Он почувствовал потерю малейшей инициативы. Обыкновенно в таком случае на выручку приходил Л.К., он знал, что если Л.К. пришёл на помощь, то дело плохо, если помалкивает, ещё куда ни шло, но теперь от того мало что было слышно, и, если бы не назревавшая допросная катастрофа, он бы уже сам начал хлопотать вокруг него.
— А когда они подошли к могиле? — сам того не желая, превосходно зная, что вопрос отвратителен, что до появления их у ямы могло случиться нечто существенное, к чему уже нет возврата.
— Могильщики отказались его хоронить.
Л.К. зашатался и был вынужден опереться о руку одного из стоявших поблизости агентов. Во время допроса они двигались по следам процессии.

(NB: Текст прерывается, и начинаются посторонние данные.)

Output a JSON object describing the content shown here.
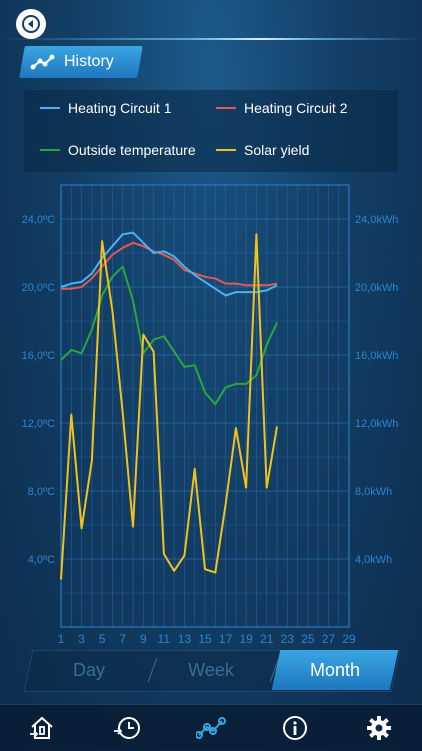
{
  "header": {
    "title": "History"
  },
  "icons": {
    "back": "back-arrow-icon",
    "history": "history-graph-icon",
    "nav": [
      "home-heating-icon",
      "history-clock-icon",
      "graph-icon",
      "info-icon",
      "settings-gear-icon"
    ]
  },
  "legend": [
    {
      "label": "Heating Circuit 1",
      "color": "#4ab3ef"
    },
    {
      "label": "Heating Circuit 2",
      "color": "#e45a52"
    },
    {
      "label": "Outside temperature",
      "color": "#2aa63a"
    },
    {
      "label": "Solar yield",
      "color": "#f1c21b"
    }
  ],
  "period": {
    "options": [
      "Day",
      "Week",
      "Month"
    ],
    "selected": "Month"
  },
  "chart_data": {
    "type": "line",
    "x_ticks": [
      1,
      3,
      5,
      7,
      9,
      11,
      13,
      15,
      17,
      19,
      21,
      23,
      25,
      27,
      29
    ],
    "xlim": [
      1,
      29
    ],
    "left_axis": {
      "unit": "°C",
      "ticks": [
        "24,0ºC",
        "20,0ºC",
        "16,0ºC",
        "12,0ºC",
        "8,0ºC",
        "4,0ºC"
      ],
      "ylim": [
        0,
        26
      ]
    },
    "right_axis": {
      "unit": "kWh",
      "ticks": [
        "24,0kWh",
        "20,0kWh",
        "16,0kWh",
        "12,0kWh",
        "8,0kWh",
        "4,0kWh"
      ],
      "ylim": [
        0,
        26
      ]
    },
    "grid": true,
    "series": [
      {
        "name": "Heating Circuit 1",
        "axis": "left",
        "x": [
          1,
          2,
          3,
          4,
          5,
          6,
          7,
          8,
          9,
          10,
          11,
          12,
          13,
          14,
          15,
          16,
          17,
          18,
          19,
          20,
          21,
          22
        ],
        "values": [
          20.0,
          20.2,
          20.3,
          20.8,
          21.7,
          22.4,
          23.1,
          23.2,
          22.6,
          22.0,
          22.1,
          21.8,
          21.2,
          20.7,
          20.3,
          19.9,
          19.5,
          19.7,
          19.7,
          19.7,
          19.8,
          20.1
        ]
      },
      {
        "name": "Heating Circuit 2",
        "axis": "left",
        "x": [
          1,
          2,
          3,
          4,
          5,
          6,
          7,
          8,
          9,
          10,
          11,
          12,
          13,
          14,
          15,
          16,
          17,
          18,
          19,
          20,
          21,
          22
        ],
        "values": [
          19.9,
          19.9,
          20.0,
          20.5,
          21.2,
          21.9,
          22.3,
          22.6,
          22.4,
          22.1,
          21.9,
          21.6,
          21.0,
          20.8,
          20.6,
          20.5,
          20.2,
          20.2,
          20.1,
          20.1,
          20.1,
          20.2
        ]
      },
      {
        "name": "Outside temperature",
        "axis": "left",
        "x": [
          1,
          2,
          3,
          4,
          5,
          6,
          7,
          8,
          9,
          10,
          11,
          12,
          13,
          14,
          15,
          16,
          17,
          18,
          19,
          20,
          21,
          22
        ],
        "values": [
          15.7,
          16.3,
          16.1,
          17.5,
          19.5,
          20.6,
          21.2,
          19.2,
          16.1,
          16.9,
          17.1,
          16.2,
          15.3,
          15.4,
          13.8,
          13.1,
          14.1,
          14.3,
          14.3,
          14.8,
          16.6,
          17.9
        ]
      },
      {
        "name": "Solar yield",
        "axis": "right",
        "x": [
          1,
          2,
          3,
          4,
          5,
          6,
          7,
          8,
          9,
          10,
          11,
          12,
          13,
          14,
          15,
          16,
          17,
          18,
          19,
          20,
          21,
          22
        ],
        "values": [
          2.8,
          12.5,
          5.8,
          9.8,
          22.7,
          18.6,
          12.6,
          5.9,
          17.2,
          16.2,
          4.3,
          3.3,
          4.2,
          9.3,
          3.4,
          3.2,
          7.2,
          11.7,
          8.2,
          23.1,
          8.2,
          11.8
        ]
      }
    ]
  }
}
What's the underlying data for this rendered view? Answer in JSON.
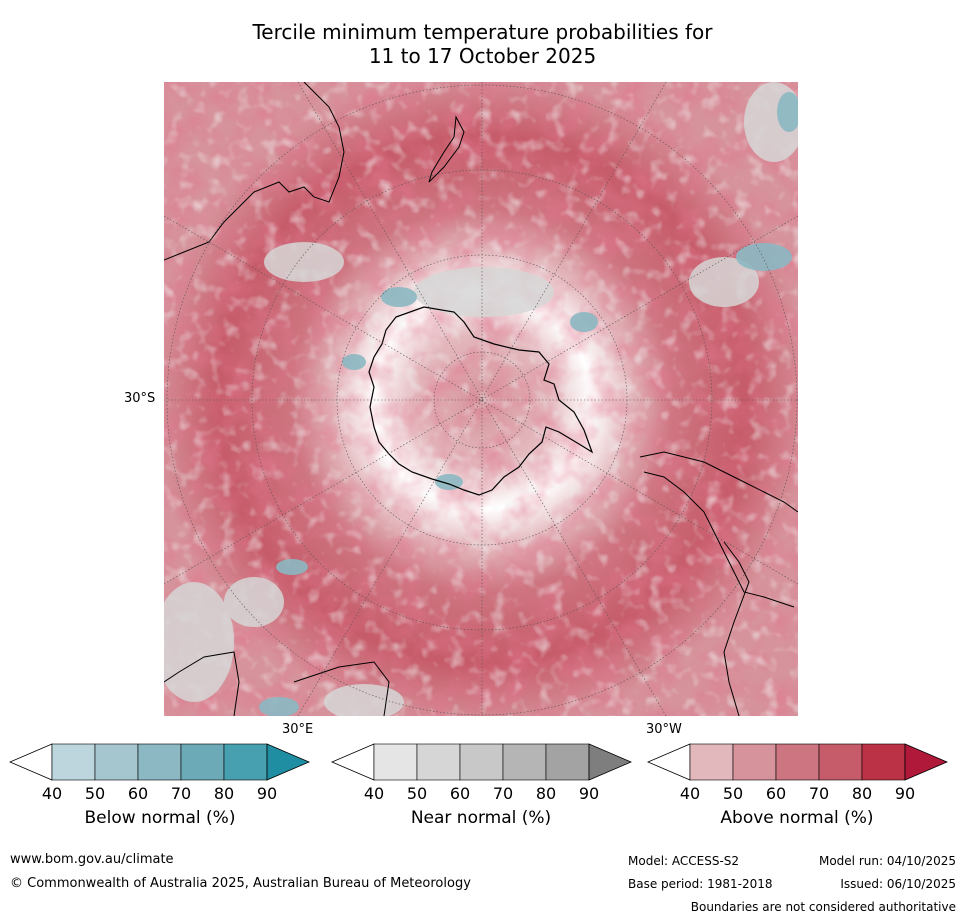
{
  "title_line1": "Tercile minimum temperature probabilities for",
  "title_line2": "11 to 17 October 2025",
  "map": {
    "lat_label": "30°S",
    "lon_label_left": "30°E",
    "lon_label_right": "30°W",
    "colors": {
      "above": [
        "#e3b8bd",
        "#d6939b",
        "#cd7580",
        "#c65b69",
        "#bb3247",
        "#b0193a"
      ],
      "near": [
        "#e5e5e5",
        "#d6d6d6",
        "#c8c8c8",
        "#b5b5b5",
        "#a3a3a3",
        "#7e7e7e"
      ],
      "below": [
        "#bdd5dc",
        "#a5c6ce",
        "#8bb8c2",
        "#6baab6",
        "#47a0b0",
        "#1f8ea2"
      ]
    }
  },
  "colorbars": [
    {
      "name": "below",
      "title": "Below normal (%)",
      "ticks": [
        "40",
        "50",
        "60",
        "70",
        "80",
        "90"
      ]
    },
    {
      "name": "near",
      "title": "Near normal (%)",
      "ticks": [
        "40",
        "50",
        "60",
        "70",
        "80",
        "90"
      ]
    },
    {
      "name": "above",
      "title": "Above normal (%)",
      "ticks": [
        "40",
        "50",
        "60",
        "70",
        "80",
        "90"
      ]
    }
  ],
  "footer": {
    "website": "www.bom.gov.au/climate",
    "copyright": "© Commonwealth of Australia 2025, Australian Bureau of Meteorology",
    "model": "Model: ACCESS-S2",
    "model_run": "Model run: 04/10/2025",
    "base_period": "Base period: 1981-2018",
    "issued": "Issued: 06/10/2025",
    "disclaimer": "Boundaries are not considered authoritative"
  }
}
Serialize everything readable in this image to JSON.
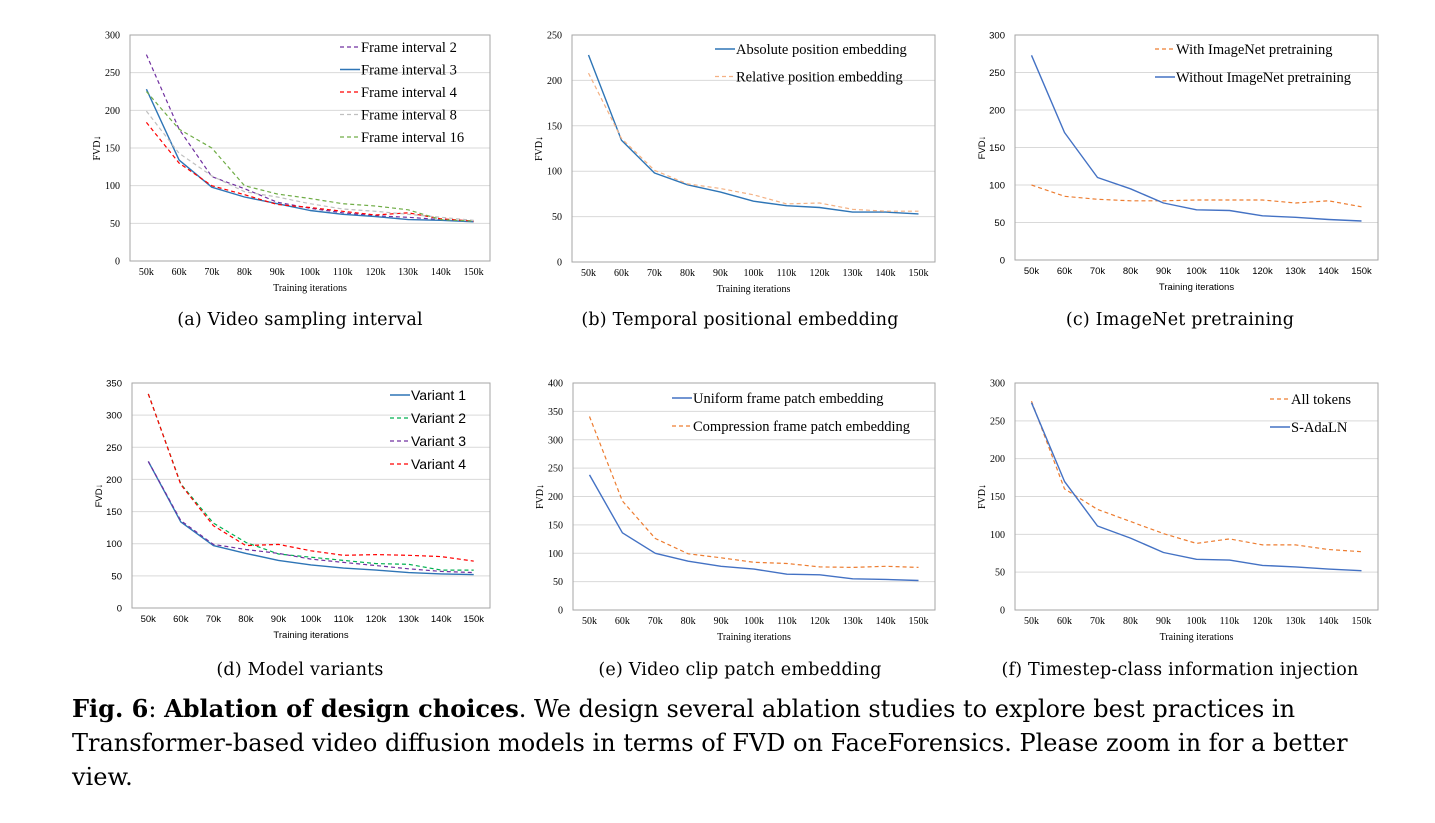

— Как объяснили нежелание?
— Сперва осведомились, он ли это? Им было отвечено, что он. Тогда заявили, что тот не должен лежать в земле окрестности, поскольку никогда не попадал на каторгу, и что он не настоящий, а квазифартовый. На это носильщики возразили, что только в недавнем времени он возвратился из Акатуя, где «сбивал пепелок». Вступая в ожесточённый спор, могильщики заявили, что он-де только пепелок там и сбивал, а другие там свои кости до крови сбивали. Тут носильщики, как видно, сообразили, что могильщики вовсе чужды блатным перлам, раз глаголют такую дурь, поставили гроб рядом с ямой, велев под угрозой воздействия силой приниматься за дело, как только будут сказаны надлежащие случаю речи и им будет подан знак вроде того, какой вы, Лукиан Карлович, подаёте нам, то бишь осведомителям, по вашему делу.
— Далее, прошу не останавливаться.
— Произносились те самые объявленные речи, которые, — как понятно, ибо, я надеюсь, вы уже успели постичь дурной характер этих носильщиков, — превратились в перебранку, однако и вместе с тем из них можно было извлечь много полезных сведений о покойном.
— Давайте условимся так. Носильщиков четверо и вы для удобства станете называть всякого из них НОси1, НОси2, НОси3 и НОси4. Вообразите их образы, сообразуйте каждый из тех с означенными мною кодами, потом переходите к пересказу речей.
Некоторое время он стоял, закрыв глаза.
— Первым стал повествовать НОси1. Сразу же он затеял какое-то штукарство, именуя его Изом, вроде как давая понять, что был поблизости от его жизни, но не смерти, и является самым скорбящим из всех четверых и уж тем паче из всех, кто скорбел из собравшихся по афишам, а из оных некоторое сожаление, как мне думается, питали только те, кого находила поданная им шамовка. Из запомнился нам лихим человеком, однако чтившим закон. Самый частый завсегдатай «Каторги», ага, начали перебивать его, он-то в «Каторгу» и ходил только, чтоб свой кабак устроить и с него иметь, вот все выверты и изучал. Похоже, всякий из четверых ваших НО приготовился к тому, что окрестные станут его перебивать, чем прикрывали и хорошо прикрывали готовность к тому, что перебивать и склочить станут и они сами.